Court Opinion

ID: 9457114
Source: CourtListenerOpinion
Date Created: 2023-08-04 20:13:01.060001+00
Date Added: 2024-06-11T17:35:13.539109
License: Public Domain

TUTTLE, Circuit Judge
(dissenting):
With deference, I dissent from the granting of the petition for rehearing and the reversing of the earlier opinion of this court.
The extreme result of what the court advances by this judgment may well be illustrated by the statement of the principle involved in the government’s initial brief in this court. The brief there *979said, “It is well settled that entrance gained by fraud or other deception for the purpose of effecting an arrest is constitutionally permissible so long as force is not employed,” citing Smith v. United States, 357 F.2d 486 (5 Cir., 1966), and Leahy v. United States, 272 F.2d 487 (9 Cir., 1959). The court in its opinion to which this dissent is made, more euphemistically uses the words “deception” and “ruse.” Nevertheless, what we are dealing with is the right of the government to obtain entrance into a person’s home by the use of fraudulent tale, no matter what the dimensions of the fraud or deceit involved.
I think this court correctly held, in the opinion of January 11th, that the Supreme Court’s decision in Sabbath v.

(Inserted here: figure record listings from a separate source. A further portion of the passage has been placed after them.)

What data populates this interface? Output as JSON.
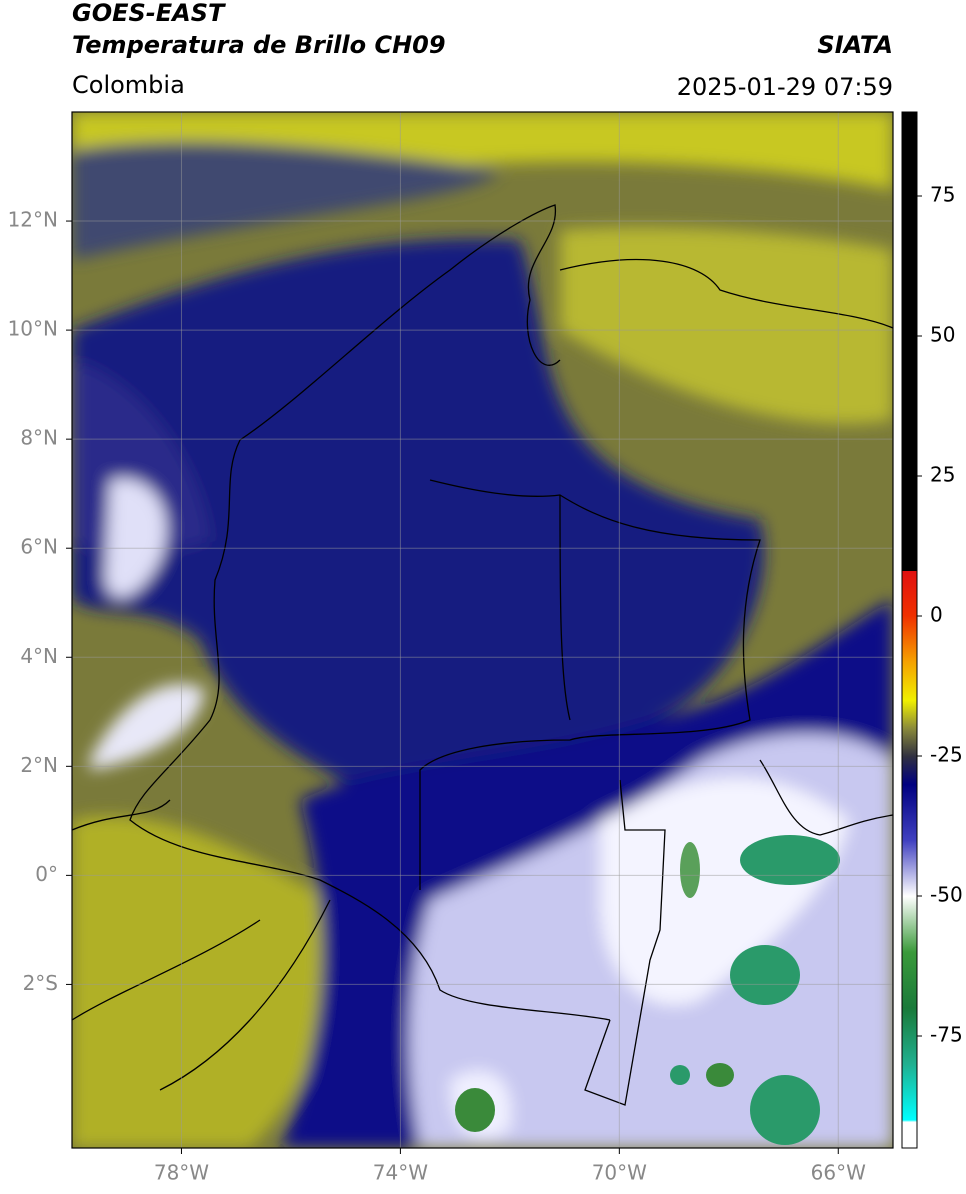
{
  "header": {
    "title": "GOES-EAST",
    "subtitle": "Temperatura de Brillo CH09",
    "region": "Colombia",
    "source": "SIATA",
    "datetime": "2025-01-29 07:59"
  },
  "map": {
    "lonlim": [
      -80,
      -65
    ],
    "latlim": [
      -5,
      14
    ],
    "lonticks": [
      {
        "value": -78,
        "label": "78°W"
      },
      {
        "value": -74,
        "label": "74°W"
      },
      {
        "value": -70,
        "label": "70°W"
      },
      {
        "value": -66,
        "label": "66°W"
      }
    ],
    "latticks": [
      {
        "value": 12,
        "label": "12°N"
      },
      {
        "value": 10,
        "label": "10°N"
      },
      {
        "value": 8,
        "label": "8°N"
      },
      {
        "value": 6,
        "label": "6°N"
      },
      {
        "value": 4,
        "label": "4°N"
      },
      {
        "value": 2,
        "label": "2°N"
      },
      {
        "value": 0,
        "label": "0°"
      },
      {
        "value": -2,
        "label": "2°S"
      }
    ]
  },
  "colorbar": {
    "clim": [
      -95,
      90
    ],
    "ticks": [
      75,
      50,
      25,
      0,
      -25,
      -50,
      -75
    ]
  }
}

United States, 391 U.S. 585, 88 S.Ct. 1755, 20 L.Ed.2d 828, an opinion of the court to which only a single justice dissented, required us to take a second look at the issue, which we had previously decided in the Smith case against the accused.
I think it is significant to note that in Sabbath, the Court commented on the case of Miller v. United States, 357 U.S. 301, 78 S.Ct. 1190, 2 L.Ed.2d 1332 (1958), saying that in the Miller case “the common law background of Section 3109 was extensively examined.” In the Miller case, the Court said, “The requirement of prior notice of authority and purpose before forcing entry into a home is deeply rooted in our heritage and should not be given grudging application. Congress, codifying a tradition embedded in Anglo-American law, had declared in Section 3109 the reverence of the law for the individual’s right of privacy in his house.” (Emphasis added.)
If the basic principle is, as I deem it to be, “the reverence of the law for the individual’s right of privacy in his house,” then, it seems to me, that we should not hesitate to apply what to me appears to be a clear and logical extension of the doctrine announced in Sabbath, without requiring the indigent accused to seek an opportunity to present, by certiorari, his plea to the Supreme Court.1
The concept, accepted by this court, in spite of the Supreme Court’s statement that we are dealing with a statute “designed to incorporate fundamental values and the ongoing development of the common law” appears to be such “grudging application” of Section 3109 as was rejected by the Court in Sabbath.
I, therefore, respectfully dissent from the judgment of the court affirming the conviction, and I would adhere to the original opinion unanimously arrived at by the court.

. Statistical studies show that there were entered on the Supreme Court’s npirellate dockets 1758 cases and on the miscellaneous docket 2429 cases, or a total of 4187 during tlie last court year, and that to date, during this court year, there have been filed a total of 3982 such cases.